Reformation Charlotte has been covering the story of the failed election to install Marcus Hayes, a black pastoral candidate, as lead pastor at First Baptist Church in Naples, FL. Last week, Hayes failed to secure the required 85% of the congregation’s votes receiving instead only 81%.
As a result of the failed election, the church leadership immediately released a statement calling the election results “vile” and subsequently issued a public apology attributing the 19% who voted against Hayes as racists and calling them a “cancer” and a “sickness.”
To this day, not one shred of evidence has been produced to validate the very public allegations against their church members of racism and prejudice. As Reformation Charlotte previously reported, it is clear that the members who voted against Hayes had legitimate unanswered questions about his qualifications as a pastoral candidate.

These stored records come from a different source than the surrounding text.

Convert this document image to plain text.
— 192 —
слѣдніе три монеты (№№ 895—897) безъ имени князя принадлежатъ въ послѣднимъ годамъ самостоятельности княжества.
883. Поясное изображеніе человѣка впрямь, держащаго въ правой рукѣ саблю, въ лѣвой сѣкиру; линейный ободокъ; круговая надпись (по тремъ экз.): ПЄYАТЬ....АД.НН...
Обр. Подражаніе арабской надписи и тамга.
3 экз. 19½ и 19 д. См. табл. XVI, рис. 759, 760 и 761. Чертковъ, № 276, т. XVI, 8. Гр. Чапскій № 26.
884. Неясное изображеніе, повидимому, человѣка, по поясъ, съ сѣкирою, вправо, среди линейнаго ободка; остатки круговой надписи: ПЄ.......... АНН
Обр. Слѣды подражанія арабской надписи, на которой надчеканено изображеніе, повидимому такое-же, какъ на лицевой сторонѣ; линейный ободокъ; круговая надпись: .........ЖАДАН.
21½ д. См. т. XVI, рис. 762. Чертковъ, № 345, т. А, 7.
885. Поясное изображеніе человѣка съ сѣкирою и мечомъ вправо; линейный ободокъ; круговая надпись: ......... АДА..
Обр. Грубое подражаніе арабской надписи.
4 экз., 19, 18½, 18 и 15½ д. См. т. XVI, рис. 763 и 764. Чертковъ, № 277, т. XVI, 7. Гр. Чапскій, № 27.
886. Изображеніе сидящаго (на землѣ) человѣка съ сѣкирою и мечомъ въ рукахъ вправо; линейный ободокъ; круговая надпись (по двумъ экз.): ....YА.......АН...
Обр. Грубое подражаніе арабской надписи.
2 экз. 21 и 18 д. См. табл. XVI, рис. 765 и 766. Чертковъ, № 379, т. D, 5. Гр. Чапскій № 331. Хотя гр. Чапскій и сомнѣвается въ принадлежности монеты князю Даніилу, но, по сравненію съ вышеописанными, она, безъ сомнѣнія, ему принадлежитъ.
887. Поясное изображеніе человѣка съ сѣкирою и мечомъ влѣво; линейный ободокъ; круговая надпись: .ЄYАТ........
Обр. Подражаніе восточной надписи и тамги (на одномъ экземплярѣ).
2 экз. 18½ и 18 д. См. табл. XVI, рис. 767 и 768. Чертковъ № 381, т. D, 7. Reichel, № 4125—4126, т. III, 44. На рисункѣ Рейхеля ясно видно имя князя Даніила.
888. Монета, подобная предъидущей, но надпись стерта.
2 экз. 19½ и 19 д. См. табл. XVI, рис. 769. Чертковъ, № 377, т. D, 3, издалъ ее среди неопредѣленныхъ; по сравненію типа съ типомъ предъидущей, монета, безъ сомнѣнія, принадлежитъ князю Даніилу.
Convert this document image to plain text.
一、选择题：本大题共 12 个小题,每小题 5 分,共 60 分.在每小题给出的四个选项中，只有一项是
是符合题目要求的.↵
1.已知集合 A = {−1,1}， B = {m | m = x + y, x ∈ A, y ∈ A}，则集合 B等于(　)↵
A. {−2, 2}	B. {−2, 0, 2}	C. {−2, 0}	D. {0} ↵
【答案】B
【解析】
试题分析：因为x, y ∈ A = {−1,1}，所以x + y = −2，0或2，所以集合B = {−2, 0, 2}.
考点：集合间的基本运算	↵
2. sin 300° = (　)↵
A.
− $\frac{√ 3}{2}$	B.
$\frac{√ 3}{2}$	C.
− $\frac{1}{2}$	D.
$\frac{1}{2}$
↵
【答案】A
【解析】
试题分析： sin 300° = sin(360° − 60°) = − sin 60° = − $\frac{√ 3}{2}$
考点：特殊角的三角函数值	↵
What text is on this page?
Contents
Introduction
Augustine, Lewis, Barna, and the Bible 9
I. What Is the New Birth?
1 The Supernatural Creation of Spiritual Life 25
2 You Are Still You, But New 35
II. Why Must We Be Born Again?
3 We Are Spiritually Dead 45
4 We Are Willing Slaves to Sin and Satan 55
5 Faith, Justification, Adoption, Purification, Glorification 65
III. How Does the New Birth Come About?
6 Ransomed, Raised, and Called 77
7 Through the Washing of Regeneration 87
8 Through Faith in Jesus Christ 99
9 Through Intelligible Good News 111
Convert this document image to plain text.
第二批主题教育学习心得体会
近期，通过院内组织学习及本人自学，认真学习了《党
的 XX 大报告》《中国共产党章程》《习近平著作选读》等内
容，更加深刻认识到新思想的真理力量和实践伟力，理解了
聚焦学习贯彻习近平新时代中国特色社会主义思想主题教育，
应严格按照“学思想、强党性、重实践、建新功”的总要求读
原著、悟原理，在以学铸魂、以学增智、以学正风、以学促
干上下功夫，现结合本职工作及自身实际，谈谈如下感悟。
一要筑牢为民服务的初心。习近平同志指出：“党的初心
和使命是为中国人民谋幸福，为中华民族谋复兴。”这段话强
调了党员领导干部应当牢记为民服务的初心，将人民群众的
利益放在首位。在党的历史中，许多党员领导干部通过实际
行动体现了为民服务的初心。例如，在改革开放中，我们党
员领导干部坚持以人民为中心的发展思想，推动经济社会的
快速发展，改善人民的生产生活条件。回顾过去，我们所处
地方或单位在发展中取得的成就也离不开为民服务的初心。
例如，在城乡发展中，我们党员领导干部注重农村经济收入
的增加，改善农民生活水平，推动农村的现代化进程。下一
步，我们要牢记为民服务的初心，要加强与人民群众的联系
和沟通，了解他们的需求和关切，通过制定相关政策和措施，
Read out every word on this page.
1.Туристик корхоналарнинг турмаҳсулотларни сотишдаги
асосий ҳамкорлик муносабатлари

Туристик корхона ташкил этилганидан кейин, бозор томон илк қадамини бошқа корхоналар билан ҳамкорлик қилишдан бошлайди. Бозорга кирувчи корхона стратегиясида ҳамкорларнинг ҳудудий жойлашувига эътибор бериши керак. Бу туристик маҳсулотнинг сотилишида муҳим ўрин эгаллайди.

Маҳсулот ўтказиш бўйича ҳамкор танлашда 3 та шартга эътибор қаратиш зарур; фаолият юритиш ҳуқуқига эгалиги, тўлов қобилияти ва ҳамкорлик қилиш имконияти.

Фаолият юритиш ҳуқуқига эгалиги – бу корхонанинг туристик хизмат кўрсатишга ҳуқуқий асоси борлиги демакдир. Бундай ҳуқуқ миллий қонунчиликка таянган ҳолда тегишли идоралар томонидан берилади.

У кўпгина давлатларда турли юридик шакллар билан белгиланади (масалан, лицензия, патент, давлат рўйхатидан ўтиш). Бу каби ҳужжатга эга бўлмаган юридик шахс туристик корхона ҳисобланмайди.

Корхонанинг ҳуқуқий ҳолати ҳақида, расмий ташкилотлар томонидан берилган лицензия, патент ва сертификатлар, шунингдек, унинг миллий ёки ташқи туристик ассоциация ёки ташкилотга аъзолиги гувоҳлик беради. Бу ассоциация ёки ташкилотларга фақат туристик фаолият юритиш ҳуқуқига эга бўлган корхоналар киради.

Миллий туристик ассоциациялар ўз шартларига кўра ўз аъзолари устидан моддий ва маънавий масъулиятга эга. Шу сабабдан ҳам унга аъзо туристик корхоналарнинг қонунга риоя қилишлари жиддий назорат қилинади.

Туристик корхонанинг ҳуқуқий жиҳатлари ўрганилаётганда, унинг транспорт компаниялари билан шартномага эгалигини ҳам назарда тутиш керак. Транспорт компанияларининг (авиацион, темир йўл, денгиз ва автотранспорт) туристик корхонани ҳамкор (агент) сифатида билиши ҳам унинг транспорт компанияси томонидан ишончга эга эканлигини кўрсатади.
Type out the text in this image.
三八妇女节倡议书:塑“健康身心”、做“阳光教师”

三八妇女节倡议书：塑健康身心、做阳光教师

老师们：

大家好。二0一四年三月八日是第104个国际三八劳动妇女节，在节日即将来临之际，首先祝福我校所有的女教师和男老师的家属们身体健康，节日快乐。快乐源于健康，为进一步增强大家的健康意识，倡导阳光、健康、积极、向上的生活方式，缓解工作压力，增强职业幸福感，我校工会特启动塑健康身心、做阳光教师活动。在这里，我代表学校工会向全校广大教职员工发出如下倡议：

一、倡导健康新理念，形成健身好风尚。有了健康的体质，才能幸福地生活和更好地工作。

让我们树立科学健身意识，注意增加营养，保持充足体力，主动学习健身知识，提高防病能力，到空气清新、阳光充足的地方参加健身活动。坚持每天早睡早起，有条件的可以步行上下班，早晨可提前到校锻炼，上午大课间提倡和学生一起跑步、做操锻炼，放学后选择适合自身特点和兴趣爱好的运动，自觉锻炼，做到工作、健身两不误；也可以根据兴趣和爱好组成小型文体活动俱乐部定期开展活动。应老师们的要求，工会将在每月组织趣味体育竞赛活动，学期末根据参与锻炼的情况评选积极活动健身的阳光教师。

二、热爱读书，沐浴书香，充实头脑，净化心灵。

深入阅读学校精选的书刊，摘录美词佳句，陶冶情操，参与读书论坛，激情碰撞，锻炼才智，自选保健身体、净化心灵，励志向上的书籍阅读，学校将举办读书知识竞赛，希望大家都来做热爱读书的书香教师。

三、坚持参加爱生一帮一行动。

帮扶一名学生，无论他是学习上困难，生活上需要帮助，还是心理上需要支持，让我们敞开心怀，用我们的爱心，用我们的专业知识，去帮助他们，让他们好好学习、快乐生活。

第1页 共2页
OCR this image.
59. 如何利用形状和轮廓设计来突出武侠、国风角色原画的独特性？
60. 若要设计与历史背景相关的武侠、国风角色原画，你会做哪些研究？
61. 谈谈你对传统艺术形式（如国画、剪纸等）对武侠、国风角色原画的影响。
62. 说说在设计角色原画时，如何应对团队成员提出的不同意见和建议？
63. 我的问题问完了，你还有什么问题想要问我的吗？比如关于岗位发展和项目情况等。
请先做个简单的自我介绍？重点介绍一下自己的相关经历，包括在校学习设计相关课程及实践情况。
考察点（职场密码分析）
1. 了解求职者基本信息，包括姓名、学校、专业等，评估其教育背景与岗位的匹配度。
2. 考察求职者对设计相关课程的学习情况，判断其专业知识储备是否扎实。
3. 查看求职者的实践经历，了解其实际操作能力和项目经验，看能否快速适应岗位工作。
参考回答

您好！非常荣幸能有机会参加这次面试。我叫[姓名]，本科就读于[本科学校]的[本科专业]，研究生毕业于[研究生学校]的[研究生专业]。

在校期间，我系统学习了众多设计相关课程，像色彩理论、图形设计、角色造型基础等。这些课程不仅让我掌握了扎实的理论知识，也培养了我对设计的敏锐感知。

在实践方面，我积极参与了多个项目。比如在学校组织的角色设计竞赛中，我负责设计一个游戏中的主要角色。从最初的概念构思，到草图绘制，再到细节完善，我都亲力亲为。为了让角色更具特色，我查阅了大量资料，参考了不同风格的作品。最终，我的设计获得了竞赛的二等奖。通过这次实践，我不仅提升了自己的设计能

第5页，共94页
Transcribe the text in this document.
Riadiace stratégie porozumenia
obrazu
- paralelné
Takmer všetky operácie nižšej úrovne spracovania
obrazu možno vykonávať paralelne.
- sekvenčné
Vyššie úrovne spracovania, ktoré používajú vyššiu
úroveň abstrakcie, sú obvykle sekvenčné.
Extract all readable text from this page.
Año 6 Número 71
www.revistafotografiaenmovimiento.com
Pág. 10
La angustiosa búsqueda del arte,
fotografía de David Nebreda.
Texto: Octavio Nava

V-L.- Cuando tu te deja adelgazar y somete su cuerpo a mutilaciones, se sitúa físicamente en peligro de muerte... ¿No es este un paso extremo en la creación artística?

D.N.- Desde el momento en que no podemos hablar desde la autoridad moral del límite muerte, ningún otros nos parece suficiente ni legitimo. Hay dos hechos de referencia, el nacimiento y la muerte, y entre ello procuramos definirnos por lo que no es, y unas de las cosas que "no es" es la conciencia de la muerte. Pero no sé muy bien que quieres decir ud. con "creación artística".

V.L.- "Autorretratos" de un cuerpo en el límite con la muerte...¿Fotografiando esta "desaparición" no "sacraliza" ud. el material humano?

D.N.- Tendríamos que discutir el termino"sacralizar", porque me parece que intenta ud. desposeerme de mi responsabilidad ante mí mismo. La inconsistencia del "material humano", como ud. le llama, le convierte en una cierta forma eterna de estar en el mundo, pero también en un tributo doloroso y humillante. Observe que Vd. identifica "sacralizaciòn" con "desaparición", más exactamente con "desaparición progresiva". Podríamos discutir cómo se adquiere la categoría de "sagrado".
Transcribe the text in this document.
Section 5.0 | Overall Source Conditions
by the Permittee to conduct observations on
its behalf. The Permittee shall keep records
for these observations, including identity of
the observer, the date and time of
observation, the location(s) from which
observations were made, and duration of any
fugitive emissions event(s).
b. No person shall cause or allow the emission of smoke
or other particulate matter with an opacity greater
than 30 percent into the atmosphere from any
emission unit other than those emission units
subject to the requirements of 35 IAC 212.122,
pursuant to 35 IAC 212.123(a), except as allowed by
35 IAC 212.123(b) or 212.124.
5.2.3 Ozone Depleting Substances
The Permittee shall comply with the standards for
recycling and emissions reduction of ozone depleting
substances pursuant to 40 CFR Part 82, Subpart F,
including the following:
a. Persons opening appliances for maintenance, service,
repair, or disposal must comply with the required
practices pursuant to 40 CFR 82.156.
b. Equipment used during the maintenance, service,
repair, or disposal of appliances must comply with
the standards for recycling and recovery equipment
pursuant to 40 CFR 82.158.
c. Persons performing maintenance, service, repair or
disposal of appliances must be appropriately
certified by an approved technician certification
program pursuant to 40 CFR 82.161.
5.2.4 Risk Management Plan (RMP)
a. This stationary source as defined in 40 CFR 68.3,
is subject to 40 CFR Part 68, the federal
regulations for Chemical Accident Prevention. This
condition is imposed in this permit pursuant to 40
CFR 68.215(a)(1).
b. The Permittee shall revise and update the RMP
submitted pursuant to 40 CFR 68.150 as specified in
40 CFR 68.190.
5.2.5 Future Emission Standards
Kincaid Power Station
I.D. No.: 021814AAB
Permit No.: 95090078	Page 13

Prior to the election, a concerned party who labeled themselves the “Voices of FBCN” began to raise questions regarding Hayes’ associations with certain segments of the “woke” social justice movement, apparently favorable retweets of pro-abortion pro-LGBTQ Democrat, Kamala Harris (note, they did not accuse Hayes himself of being pro-abortion or LGBTQ, but simply raised the question of why he would favorably quote such a person), and raised concerns about his experience as a pastor himself. The concerned party sent around a petition which received hundreds of signatures calling on the leadership to hold a special business meeting to address these concerns — the request was denied by the leadership.
As a result, many of these members claimed that Hayes began to block them on social media accounts and the church began to shun these members simply because they felt their questions and concerns should have been answered.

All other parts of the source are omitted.